Saudi Arabia delays key projects until 2030
Saudi Arabia continues to reassess some of the most ambitious initiatives under its Vision 2030 economic transformation program. NEOM has postponed further development of its futuristic city The Line, tourism projects along the Red Sea coast, and new investments in the mountain resort Trojena at least until the start of the next decade, Semafor reports.
Saudi supercity and new resort plans
NEOM has suspended further work on one of Saudi Arabia’s flagship projects — The Line. The project envisions two parallel mirrored skyscrapers stretching 170 kilometers, intended to serve as the centerpiece of a new megacity in the country’s northwest. The project was previously estimated to cost more than $1 trillion.
Construction of The Line will not progress further at least until 2030. At the same time, project leadership has decided to postpone the development of tourism destinations along the Red Sea coast. The Trojena mountain resort, which had previously been planned as a venue for the 2029 Asian Winter Games, will also receive no new investment until the start of the next decade.
NEOM is controlled by the Public Investment Fund (PIF) and chaired by Crown Prince Mohammed bin Salman. The delay is part of a broader reassessment of project priorities aimed at reducing spending on the most costly and complex initiatives.
Why authorities are revising plans
The decision to delay The Line and several other projects resulted from a strategic review of NEOM’s development plans conducted by CEO Aiman al-Mudaifer after his appointment last year.
One outcome of this review was a further downward revision of population expectations for the future city. Initially, the project aimed to accommodate around 1.5 million residents by the end of the decade. Two years ago, this forecast was reduced to 300,000 residents. The latest estimate now envisions up to 100,000 residents by 2030.
The reassessment is linked to rising budget deficits, weaker-than-expected foreign investment inflows, and doubts about the feasibility of several large-scale initiatives financed by the Public Investment Fund.
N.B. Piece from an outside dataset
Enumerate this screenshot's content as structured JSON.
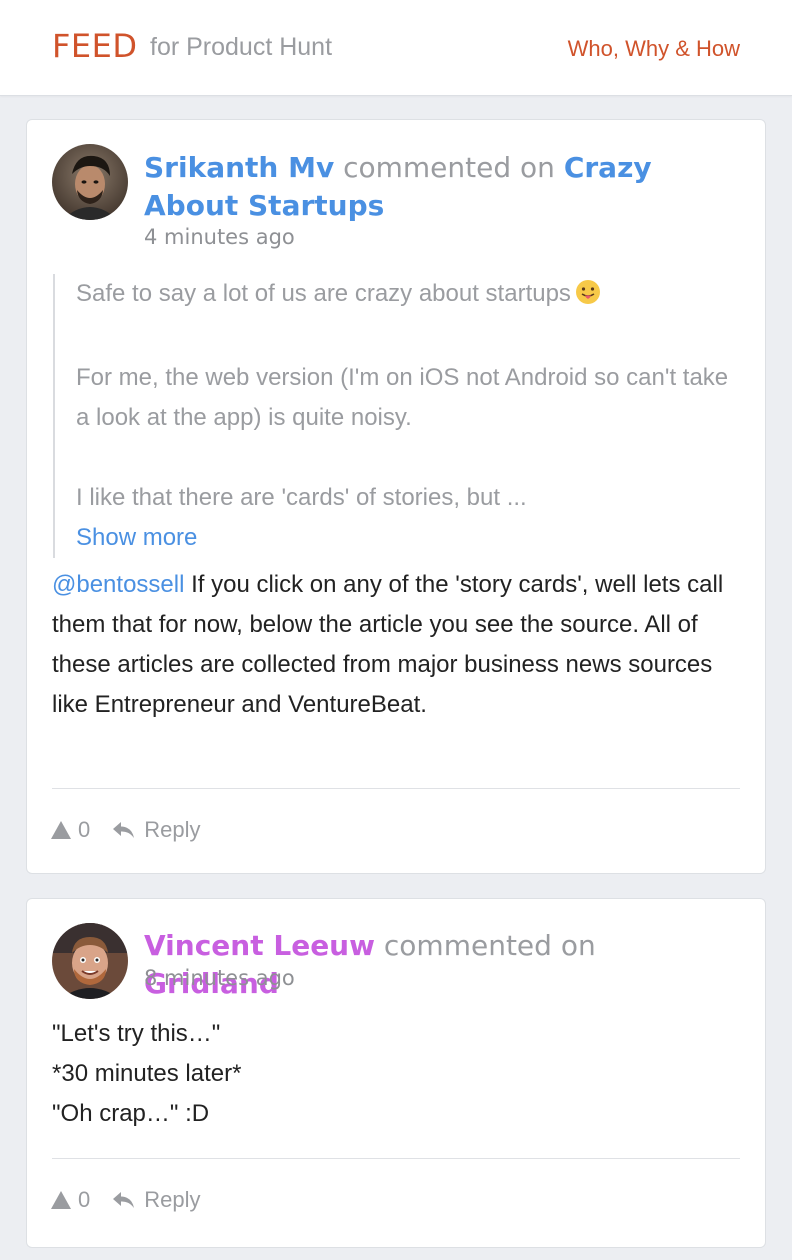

These factors led authorities to re-evaluate priorities even before the war between Iran and Israel began affecting economic sentiment.
Saudi officials have previously signaled their willingness to adjust earlier plans. Finance Minister Mohammed al-Jadaan said last year that the government does not prioritize “prestige” when making decisions on major projects. He added that authorities are prepared to accelerate, delay, or cancel initiatives depending on their effectiveness and economic viability.
Focus on industry, ports and data centers
NEOM will now focus on projects capable of delivering faster economic returns. A key priority is the development of the Oxagon industrial complex on the Red Sea coast, with around $3 billion allocated for further expansion.
Port infrastructure plays a central role in Saudi Arabia’s strategy to develop new trade routes and reduce dependence on traditional logistics corridors.
Investment is also being directed toward energy systems and digital infrastructure, including expanded data networks. These investments are intended to attract technology companies and support the development of large-scale data centers, including those linked to artificial intelligence.
Saudi Arabia’s shifting investment priorities
The reassessment of NEOM’s projects reflects a broader shift in Saudi Arabia’s investment strategy. In May, the Public Investment Fund halted funding for LIV Golf after investing around $5 billion in an attempt to make the league sustainable.
Plans for the massive cube-shaped Mukaab development in Riyadh have also been put on hold, signaling a slowdown in several flagship megaprojects under the country’s economic transformation agenda.
Amid widening budget deficits, weaker foreign investment inflows, and questions about the feasibility of several initiatives, authorities have become more cautious in allocating resources even before heightened geopolitical instability in the region.
Finance Minister Mohammed al-Jadaan has previously said that the state does not treat “prestige” as a priority in project decisions and is willing to revise, accelerate, or postpone initiatives based on efficiency and economic rationale.
IMF: slower growth in Saudi Arabia
The conflict in the Middle East is already weighing on Saudi Arabia’s non-oil sector and business activity, according to experts from the International Monetary Fund. The IMF forecasts that Saudi GDP growth will reach around 2% in 2026, significantly below earlier expectations of 3.1%.
At the same time, Saudi Arabia remains resilient due to strong fundamentals, including low public debt and substantial foreign reserves. Higher oil prices could provide additional fiscal support by narrowing the current account and budget deficits in 2026. The IMF notes that the country has mitigated supply disruptions by rerouting oil exports through the east–west pipeline and Red Sea ports. Risks include a potential escalation of the conflict, which could further disrupt transport routes, damage energy infrastructure, and increase financial instability.
Analysts at International Investment note that on 7–8 June, hostilities between Iran and Israel flared up again, with both sides exchanging missile strikes. The renewed escalation has raised concerns that de-escalation talks in the Middle East may once again stall, increasing pressure on regional economies and global markets.